The city’s gaming industry is coming to grips with proposed alterations to Macao gaming laws which were published early today.
Significantly, concessionaires will need to be assessed by the Gaming Inspection and Coordination Bureau every three years. It was announced last Friday that the number of concessions would not exceed six, which would be allowed to operate for 10 years, extendable to 13 years in special circumstances.
The draft amendment to Law No 16/2001 lays down that concessionaires must report to the Chief Executive any financial operations which exceed what is stipulated in their contracts before they take place.
Furthermore, the draft amendment warns that threats to national security and the security of Macao can lead to the revocation of the licence.
National security is given top priority in the new bill, together with promoting Macao’s diversification and sustainable development.

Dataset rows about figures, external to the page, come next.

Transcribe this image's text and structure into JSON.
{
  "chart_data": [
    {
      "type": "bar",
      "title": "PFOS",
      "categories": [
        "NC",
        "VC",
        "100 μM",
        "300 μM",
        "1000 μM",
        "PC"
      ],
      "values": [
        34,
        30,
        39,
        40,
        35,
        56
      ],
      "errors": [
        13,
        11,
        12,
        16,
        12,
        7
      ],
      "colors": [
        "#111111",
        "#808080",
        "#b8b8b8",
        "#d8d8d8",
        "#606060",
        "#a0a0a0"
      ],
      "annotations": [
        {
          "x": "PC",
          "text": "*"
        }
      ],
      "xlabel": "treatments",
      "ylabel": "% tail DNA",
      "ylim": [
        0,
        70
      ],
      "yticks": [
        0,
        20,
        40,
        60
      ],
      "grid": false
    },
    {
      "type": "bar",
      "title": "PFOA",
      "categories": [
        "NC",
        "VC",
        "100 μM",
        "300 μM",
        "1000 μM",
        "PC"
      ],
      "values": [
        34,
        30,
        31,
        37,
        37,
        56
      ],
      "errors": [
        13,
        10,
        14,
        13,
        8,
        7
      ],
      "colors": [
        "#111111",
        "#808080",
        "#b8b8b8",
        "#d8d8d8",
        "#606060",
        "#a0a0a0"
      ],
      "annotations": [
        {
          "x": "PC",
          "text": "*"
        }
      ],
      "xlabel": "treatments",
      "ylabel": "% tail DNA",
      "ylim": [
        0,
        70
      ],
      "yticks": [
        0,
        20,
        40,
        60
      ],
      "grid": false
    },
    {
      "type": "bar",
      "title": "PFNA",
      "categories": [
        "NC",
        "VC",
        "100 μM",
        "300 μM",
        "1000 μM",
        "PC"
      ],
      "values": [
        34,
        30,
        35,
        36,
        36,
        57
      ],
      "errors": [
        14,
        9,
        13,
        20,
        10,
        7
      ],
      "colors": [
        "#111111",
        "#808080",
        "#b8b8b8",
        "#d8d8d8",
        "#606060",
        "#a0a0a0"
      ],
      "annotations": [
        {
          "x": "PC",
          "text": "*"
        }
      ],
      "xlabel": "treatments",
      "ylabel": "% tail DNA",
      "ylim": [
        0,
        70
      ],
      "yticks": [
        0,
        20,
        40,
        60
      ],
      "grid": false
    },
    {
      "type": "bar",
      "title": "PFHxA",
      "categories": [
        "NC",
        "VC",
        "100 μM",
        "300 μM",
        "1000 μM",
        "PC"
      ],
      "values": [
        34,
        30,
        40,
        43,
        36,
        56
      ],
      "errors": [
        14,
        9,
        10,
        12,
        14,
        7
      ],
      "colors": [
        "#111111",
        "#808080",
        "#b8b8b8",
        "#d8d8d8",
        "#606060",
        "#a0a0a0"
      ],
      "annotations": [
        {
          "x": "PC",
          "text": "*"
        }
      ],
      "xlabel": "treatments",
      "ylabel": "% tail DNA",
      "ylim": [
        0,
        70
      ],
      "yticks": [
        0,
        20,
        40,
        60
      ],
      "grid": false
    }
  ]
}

Junket operations – previously a huge source of revenue for the city’s casinos, and cast in uncertain light following the arrest of junket operator Alvin Chau for suspected money laundering and other crimes – are also targeted by the bill. In future, each gaming promoter will only be allowed to operate with one concessionaire.
Last Friday, Secretary for Administration and Justice André Cheong Weng Chon announced that junkets will not be allowed to engage in revenue-sharing deals with concessionaires or to operate VIP rooms or similar facilities in casinos, and will only provide services to concessionaires on commission.